As Joe Posnanski laid out in his Tuesday morning newsletter reveling in Wainwright's accomplishment, Yankees ace Gerrit Cole leads the 32-or-younger wins leaders across MLB with 143 victories.

Once you head past Cole, the future 200-game-winner possibilities thin out quicker than Section 334 in September at Citi Field.

"Gerrit Cole, 32 years old, 143 wins

Aaron Nola, 30, 90 wins

Kevin Gausman, 32, 87 wins

Michael Wacha, 31, 86 wins

Michael Pérez, 32, 84 wins

José Berrios, 20, 83 wins

Eduardo Rodriguez, 30, 80 wins

Julio Teheran, 32, 80 wins

Marcus Stroman, 32, 77 wins

Alex Wood, 32, 76 wins"

Joe Posnanski, JoeBlogs

Yankees ace Gerrit Cole: When will he pass 200 wins? 300?

Cole's 50-win lead on his compatriots isn't an anomaly, nor is it a reflection of the right-hander's superiority (though he is, uh, better than all those other guys). It's a reflection of the Yankees' ace possessing the old-school tenacity of a Verlander or Max Scherzer and entering MLB right before the baseball world tripped over the edge and started yanking pitchers at the first sign of disaster.

After all, it's mathematically advantageous to pull a tiring starter in favor of a rapid succession of fresh relievers, historic clubs be damned.

The philosophy obviously seeped into the game before Cole's rookie season, but it is ironic that No. 45 debuted in 2013, just a few months after the Washington Nationals changed the game forever by restricting Stephen Strasburg's high-stress innings -- not by removing him from a tough start, but by outright eliminating him from the postseason before it even began.

Of course ending Strasburg's season early wasn't the only protective measure in place for the game's pitchers. And of course, in the end, taking away those valuable innings from Strasburg didn't do much to prevent long-term injury complications; those, eventually, come for us all (if we pitch). But it is quite ironic that, when Cole first toed a big-league mound, at a time when Wainwright already had 89 career victories (June 11, 2013), the restrictions that would soon limit those who came after him were just starting to settle into the mainstream.

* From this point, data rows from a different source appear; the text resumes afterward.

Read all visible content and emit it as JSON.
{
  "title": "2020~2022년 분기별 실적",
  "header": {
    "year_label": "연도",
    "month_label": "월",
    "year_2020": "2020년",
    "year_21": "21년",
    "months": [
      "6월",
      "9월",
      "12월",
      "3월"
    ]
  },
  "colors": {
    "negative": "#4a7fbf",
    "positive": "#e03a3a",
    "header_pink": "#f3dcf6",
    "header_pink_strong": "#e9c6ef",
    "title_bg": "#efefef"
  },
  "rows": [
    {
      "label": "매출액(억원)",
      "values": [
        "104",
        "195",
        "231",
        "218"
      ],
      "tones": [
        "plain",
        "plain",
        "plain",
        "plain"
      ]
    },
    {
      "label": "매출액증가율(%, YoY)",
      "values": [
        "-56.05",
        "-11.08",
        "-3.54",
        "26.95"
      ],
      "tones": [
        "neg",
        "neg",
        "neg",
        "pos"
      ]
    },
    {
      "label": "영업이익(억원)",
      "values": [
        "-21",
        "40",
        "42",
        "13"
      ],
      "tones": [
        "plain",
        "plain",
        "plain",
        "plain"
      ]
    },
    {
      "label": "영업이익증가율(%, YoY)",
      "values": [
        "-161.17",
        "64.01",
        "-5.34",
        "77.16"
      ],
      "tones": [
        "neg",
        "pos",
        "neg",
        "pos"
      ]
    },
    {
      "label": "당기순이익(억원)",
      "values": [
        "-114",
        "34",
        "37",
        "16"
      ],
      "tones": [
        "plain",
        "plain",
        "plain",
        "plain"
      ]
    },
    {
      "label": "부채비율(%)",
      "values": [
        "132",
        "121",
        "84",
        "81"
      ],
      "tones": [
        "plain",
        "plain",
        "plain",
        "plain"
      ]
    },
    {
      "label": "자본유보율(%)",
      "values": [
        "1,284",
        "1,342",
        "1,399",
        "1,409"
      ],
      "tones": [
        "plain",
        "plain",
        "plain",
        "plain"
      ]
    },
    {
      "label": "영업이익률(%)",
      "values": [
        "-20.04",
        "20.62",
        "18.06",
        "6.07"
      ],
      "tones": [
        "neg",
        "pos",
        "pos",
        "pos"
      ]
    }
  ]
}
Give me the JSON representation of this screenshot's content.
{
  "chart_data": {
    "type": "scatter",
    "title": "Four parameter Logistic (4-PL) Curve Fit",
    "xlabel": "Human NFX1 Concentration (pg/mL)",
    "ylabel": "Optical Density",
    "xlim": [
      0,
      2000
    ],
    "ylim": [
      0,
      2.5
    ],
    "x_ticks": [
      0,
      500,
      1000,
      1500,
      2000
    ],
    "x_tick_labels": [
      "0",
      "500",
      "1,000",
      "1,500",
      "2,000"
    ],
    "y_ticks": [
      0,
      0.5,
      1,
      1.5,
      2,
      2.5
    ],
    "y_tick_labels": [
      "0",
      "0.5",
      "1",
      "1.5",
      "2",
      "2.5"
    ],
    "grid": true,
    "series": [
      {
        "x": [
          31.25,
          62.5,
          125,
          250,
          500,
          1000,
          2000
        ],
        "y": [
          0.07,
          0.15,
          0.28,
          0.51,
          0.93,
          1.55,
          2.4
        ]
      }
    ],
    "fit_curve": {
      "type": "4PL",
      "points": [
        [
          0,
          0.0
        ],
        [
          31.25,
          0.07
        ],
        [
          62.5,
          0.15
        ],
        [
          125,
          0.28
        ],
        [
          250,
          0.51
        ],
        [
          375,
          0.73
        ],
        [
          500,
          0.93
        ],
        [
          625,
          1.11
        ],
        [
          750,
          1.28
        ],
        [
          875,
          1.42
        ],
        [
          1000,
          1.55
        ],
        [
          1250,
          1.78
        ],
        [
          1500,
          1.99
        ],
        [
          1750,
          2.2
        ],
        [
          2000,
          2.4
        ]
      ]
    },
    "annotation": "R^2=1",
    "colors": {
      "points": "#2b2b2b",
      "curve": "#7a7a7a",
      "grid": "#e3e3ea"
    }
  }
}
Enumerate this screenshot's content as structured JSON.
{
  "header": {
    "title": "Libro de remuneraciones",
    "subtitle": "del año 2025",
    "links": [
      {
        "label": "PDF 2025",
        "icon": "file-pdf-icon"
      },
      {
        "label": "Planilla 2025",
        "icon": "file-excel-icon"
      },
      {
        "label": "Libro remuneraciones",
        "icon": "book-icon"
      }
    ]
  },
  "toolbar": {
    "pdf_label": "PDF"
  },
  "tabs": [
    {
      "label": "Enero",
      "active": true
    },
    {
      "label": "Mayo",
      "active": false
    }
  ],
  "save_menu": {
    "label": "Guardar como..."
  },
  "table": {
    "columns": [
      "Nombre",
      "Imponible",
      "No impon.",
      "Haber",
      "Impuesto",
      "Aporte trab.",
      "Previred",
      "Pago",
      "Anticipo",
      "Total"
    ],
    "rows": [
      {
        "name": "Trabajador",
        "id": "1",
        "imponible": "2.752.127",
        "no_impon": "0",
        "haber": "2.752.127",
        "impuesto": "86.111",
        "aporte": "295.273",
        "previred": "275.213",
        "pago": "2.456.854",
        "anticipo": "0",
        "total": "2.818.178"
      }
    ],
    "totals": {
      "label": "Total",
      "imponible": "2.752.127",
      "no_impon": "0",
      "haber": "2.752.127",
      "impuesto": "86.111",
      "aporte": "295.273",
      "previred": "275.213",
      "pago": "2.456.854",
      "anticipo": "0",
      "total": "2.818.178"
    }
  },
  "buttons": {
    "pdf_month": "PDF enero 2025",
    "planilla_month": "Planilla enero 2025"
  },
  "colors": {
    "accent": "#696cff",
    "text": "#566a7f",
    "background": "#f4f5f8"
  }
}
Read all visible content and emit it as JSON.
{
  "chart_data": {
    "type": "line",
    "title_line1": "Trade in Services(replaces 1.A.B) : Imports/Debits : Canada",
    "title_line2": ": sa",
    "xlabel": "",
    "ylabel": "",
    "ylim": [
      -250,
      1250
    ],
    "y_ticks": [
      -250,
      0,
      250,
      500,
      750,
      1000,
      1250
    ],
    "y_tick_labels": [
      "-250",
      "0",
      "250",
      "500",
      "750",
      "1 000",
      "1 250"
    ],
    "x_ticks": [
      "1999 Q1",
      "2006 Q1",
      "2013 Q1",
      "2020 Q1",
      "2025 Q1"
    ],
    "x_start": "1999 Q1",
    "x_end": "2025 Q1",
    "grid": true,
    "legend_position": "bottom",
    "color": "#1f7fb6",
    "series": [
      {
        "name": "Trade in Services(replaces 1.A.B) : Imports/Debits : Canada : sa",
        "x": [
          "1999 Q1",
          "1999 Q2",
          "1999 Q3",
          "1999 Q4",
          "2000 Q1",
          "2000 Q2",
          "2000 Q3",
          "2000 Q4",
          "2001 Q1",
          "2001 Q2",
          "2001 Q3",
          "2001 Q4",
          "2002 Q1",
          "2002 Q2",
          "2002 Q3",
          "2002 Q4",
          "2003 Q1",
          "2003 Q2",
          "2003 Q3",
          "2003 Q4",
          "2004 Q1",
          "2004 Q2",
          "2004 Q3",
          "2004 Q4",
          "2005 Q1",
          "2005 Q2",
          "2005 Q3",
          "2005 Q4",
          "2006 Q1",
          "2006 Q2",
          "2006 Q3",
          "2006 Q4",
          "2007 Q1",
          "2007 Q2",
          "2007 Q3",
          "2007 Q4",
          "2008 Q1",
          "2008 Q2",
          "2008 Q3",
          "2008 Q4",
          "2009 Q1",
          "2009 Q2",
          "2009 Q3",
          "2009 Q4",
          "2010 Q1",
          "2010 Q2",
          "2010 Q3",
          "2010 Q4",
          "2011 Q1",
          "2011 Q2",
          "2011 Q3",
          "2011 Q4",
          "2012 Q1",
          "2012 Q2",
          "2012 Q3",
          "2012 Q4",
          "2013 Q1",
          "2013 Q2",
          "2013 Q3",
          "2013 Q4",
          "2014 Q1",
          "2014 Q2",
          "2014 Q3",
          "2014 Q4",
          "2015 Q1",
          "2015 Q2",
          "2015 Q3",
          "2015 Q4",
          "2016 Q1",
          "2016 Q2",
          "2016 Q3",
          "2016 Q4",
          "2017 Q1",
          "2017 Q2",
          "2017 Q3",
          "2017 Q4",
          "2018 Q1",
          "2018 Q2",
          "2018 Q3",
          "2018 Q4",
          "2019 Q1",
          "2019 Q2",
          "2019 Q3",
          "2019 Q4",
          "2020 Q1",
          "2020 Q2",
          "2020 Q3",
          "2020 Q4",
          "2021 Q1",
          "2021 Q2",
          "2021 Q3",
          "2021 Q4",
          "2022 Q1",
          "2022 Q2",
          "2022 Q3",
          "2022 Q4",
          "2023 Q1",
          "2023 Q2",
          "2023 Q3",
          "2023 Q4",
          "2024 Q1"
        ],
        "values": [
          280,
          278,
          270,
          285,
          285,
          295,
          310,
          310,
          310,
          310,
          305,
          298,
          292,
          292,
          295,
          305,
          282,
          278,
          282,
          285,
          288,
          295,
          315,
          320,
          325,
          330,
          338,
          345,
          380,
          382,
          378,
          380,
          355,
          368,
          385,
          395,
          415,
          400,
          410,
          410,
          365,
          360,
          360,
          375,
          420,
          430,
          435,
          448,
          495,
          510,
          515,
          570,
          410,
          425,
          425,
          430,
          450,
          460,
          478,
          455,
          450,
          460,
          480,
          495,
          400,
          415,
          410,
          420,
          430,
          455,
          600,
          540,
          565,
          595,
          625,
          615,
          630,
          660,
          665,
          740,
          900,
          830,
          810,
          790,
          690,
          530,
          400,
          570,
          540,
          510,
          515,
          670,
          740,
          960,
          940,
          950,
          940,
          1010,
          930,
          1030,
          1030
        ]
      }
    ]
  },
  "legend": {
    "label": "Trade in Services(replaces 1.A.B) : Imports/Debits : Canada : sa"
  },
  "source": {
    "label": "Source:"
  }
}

And so Aaron Nola, a relative bulldog who debuted in 2015 and has largely been healthy, has 53 fewer wins in two fewer seasons. Marcus Stroman, who certainly has a similar "finish what I started" mentality, has just 77 victories total. The game these pitchers have entered deserves most of the blame for the forthcoming blank slate, and -- just barely -- Cole belongs to a different generation, and is managed as such.

Pitcher Wins matter less than they ever have, but the security of that knowledge doesn't change the fact that these win totals sting the eyes. Hopefully, Cole can continue to defy the odds and reach another stratosphere so traditionalists have one final arm to marvel at.